A centuries-old Dorset farming tradition has come to an end, following the last ever livestock market in the county, held at Shaftesbury on Thursday (10 January).

Market operators Southern Counties Auctioneers of Salisbury are making way for the site to be redeveloped as a supermarket by the German firm Lidl.

The Dorset farming community turned up in force to witness the last sale of 240 beef store cattle from 29 farms at the Christy’s Lane site on 10 January.

The last animal to be sold was a red Angus steer, bought by Sherborne farmer Mike Dibble from market regular Colin Mitchell of Buckland Newton for £1,445.

See also: Guide to selecting lambs for slaughter and minimising losses

In his final report, auctioneer Iain Soutar commented on the “very large entry for the time of year” and the “huge crowd for this sad occasion”.

A sale of some 160 market items, including pens, gates, crushes, hurdles and weighing machines took place immediately after, with buyers asked to remove all purchases from the site by 16 January.

‘County of dairies’

Shaftesbury was the last of the many livestock markets that once existed in Thomas Hardy’s “county of dairies” – a market that had operated at a number of sites in the town for at least four centuries.

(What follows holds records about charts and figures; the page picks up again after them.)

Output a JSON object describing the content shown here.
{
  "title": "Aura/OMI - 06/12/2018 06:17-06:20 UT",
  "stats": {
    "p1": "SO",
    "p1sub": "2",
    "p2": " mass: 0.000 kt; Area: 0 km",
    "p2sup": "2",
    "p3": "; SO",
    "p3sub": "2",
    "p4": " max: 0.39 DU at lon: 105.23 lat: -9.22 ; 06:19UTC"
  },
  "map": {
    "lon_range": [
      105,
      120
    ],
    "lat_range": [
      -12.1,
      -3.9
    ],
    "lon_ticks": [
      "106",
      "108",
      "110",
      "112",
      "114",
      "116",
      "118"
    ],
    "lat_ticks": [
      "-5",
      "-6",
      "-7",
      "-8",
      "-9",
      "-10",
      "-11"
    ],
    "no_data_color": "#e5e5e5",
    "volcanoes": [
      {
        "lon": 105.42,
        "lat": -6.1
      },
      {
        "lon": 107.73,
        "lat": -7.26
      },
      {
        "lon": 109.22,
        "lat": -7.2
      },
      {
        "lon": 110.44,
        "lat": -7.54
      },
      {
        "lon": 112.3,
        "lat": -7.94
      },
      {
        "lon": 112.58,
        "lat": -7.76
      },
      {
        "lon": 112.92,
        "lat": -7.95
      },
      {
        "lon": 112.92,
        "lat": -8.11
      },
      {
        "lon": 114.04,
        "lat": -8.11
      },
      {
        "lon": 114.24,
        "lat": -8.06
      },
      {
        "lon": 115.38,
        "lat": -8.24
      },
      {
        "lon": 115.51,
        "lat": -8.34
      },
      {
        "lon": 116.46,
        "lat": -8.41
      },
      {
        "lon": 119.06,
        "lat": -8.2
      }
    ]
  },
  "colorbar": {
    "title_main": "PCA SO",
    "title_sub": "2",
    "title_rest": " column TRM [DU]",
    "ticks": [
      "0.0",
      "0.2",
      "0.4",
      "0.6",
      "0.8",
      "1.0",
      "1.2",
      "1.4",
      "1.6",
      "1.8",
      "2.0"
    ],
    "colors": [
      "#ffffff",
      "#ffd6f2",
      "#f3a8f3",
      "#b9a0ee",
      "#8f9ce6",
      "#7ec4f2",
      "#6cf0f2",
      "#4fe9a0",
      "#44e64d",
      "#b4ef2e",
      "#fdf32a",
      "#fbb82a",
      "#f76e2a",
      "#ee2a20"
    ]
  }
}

It had been the last operating in Dorset since the closure of the Sturminster Newton market in 1997.

Southern Counties Auctioneers (SCA) has accepted an offer from site freeholders North Dorset District Council to give up its long-term lease early, in return for a share of the sale proceeds.

Many local farmers had protested the market was still operating at full capacity and that now they would have to take their animals many miles further to markets in Devon, Somerset and Wiltshire.

Cattle farmer John Pritchard, who farms at Enmore Green, Shaftesbury, said: “This closure is a sad day for Shaftesbury and for farming in Dorset generally.

“The market is very popular with farmers, many of whom come from a wide area around to bring animals here.

“Many of us will now have to make unnecessarily long journeys to markets in other counties to buy and sell.”

‘Not popular’

But NDDC strategic director Martin Hamilton, who is organising the site sale, denied the market was popular.

“Trade at [Shaftesbury] market has declined in recent years.

“In 2015, some 4,500 cattle were sold, and by 2017 this had reduced to around 3,000.

“Over the same time, trade at Salisbury [market] has grown, reflecting the trend for larger, regional markets such as those in Frome, Salisbury and Sedgemoor.

 “The redevelopment of the cattle market will secure important new facilities for the town [and] will see new jobs provided – well in excess of the numbers currently employed at the market.”